ナショナリズムは、あくまでも人間が作るものであり、人間が生み出してきたものです。それゆえ、人間が善く育てねばならないものではないかと、わたしは思います。
他国の排他的なナショナリズムをどうかわすか、その活力をどう前向きなものへ転化させていくか。日本の外交や政治が取り組むべき大きな課題である。


◆気に入ったフレーズ
ネイションが歴史的に形成されたというのは、その歴史を踏まえなければ新しい歴史は作れない、ということです。

ネイションの全員が実際には敵でなくとも、意識と意欲が高まれば高まるほど、敵の顔は単純化され戯画化されます。そうなると、人間一人一人の顔は見失われてしまうのです。

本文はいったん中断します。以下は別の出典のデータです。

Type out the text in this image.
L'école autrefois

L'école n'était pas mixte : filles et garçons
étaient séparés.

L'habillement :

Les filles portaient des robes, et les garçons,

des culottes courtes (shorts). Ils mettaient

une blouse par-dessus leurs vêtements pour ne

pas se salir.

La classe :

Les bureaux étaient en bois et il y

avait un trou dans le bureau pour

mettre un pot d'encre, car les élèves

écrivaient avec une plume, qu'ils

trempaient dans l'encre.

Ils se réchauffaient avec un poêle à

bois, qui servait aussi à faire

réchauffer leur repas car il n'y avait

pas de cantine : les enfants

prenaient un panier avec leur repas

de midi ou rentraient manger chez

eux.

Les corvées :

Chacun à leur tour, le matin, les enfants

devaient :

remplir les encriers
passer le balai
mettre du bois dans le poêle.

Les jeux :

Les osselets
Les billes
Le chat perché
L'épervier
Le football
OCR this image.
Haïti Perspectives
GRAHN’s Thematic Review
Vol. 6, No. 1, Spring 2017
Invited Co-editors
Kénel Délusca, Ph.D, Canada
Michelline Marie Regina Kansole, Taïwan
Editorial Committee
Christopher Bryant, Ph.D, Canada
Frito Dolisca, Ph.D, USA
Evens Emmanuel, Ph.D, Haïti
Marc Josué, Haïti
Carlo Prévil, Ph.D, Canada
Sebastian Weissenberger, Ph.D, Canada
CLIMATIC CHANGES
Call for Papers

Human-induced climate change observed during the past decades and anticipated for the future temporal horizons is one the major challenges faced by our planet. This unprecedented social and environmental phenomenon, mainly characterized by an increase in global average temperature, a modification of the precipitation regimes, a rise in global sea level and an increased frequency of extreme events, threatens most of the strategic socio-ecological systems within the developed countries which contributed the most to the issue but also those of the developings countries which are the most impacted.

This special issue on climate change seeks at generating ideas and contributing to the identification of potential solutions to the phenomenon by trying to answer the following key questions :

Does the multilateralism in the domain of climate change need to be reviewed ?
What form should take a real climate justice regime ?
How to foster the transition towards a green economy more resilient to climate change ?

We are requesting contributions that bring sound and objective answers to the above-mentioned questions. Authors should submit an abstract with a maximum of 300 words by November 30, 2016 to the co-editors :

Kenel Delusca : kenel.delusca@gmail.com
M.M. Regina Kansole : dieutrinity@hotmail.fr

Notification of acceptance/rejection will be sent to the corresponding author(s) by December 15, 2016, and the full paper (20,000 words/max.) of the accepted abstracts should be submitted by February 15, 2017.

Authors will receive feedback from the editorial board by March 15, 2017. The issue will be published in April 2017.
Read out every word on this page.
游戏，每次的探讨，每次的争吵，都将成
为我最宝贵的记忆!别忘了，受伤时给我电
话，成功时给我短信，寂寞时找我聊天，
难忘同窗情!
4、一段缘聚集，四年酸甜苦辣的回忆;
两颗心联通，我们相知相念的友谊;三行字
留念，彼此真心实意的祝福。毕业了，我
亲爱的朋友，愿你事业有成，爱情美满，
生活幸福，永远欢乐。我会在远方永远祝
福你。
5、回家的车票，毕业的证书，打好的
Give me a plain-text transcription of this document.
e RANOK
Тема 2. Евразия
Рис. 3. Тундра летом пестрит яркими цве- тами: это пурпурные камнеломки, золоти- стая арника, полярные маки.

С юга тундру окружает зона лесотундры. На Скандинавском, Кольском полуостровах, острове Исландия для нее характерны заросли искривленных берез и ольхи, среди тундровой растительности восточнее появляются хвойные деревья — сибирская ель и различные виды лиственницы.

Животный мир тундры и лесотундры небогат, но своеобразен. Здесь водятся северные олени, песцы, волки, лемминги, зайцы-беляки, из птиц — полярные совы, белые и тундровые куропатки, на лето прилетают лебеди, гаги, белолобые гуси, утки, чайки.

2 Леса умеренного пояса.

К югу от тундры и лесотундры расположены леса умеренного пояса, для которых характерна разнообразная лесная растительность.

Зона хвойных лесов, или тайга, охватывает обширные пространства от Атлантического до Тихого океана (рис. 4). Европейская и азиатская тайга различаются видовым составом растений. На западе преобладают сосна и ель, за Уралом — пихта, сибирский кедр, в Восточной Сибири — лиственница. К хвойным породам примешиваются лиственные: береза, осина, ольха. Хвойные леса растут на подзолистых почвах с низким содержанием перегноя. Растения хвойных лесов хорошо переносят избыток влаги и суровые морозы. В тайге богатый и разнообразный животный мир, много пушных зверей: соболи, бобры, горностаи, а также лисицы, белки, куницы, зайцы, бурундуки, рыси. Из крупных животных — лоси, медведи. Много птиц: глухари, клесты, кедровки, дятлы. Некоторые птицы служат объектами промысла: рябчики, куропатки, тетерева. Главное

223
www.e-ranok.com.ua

日本ネイションの事例は、例外的なほどにネイションとしての自明性が強いのです。

ネイションへのこだわりを強めるには、学校と軍隊が重要な人生行路となります。

ヨーロッパ連合は、危機によって存続を脅かされつつも、危機によって活性化される仕組みでもあるのです。

アメリカでの建国の理念へのこだわりは、実際には、そのようなこだわりを掲げるアメリカに対するこだわりです。

近代化が中途半端な時期にこそ、ナショナリズムは盛り上がるのではないかと思うのです。

ネイションとは何かを多くの人がさまざまに問うことが、ネイションの内容を豊かにし、その魅力を高めてきたのです。

ナショナリズムは、あくまでも人間が作るものであり、人間が生み出してきたものです。それゆえ、人間が善く育てねばならないものではないかと、わたしは思います。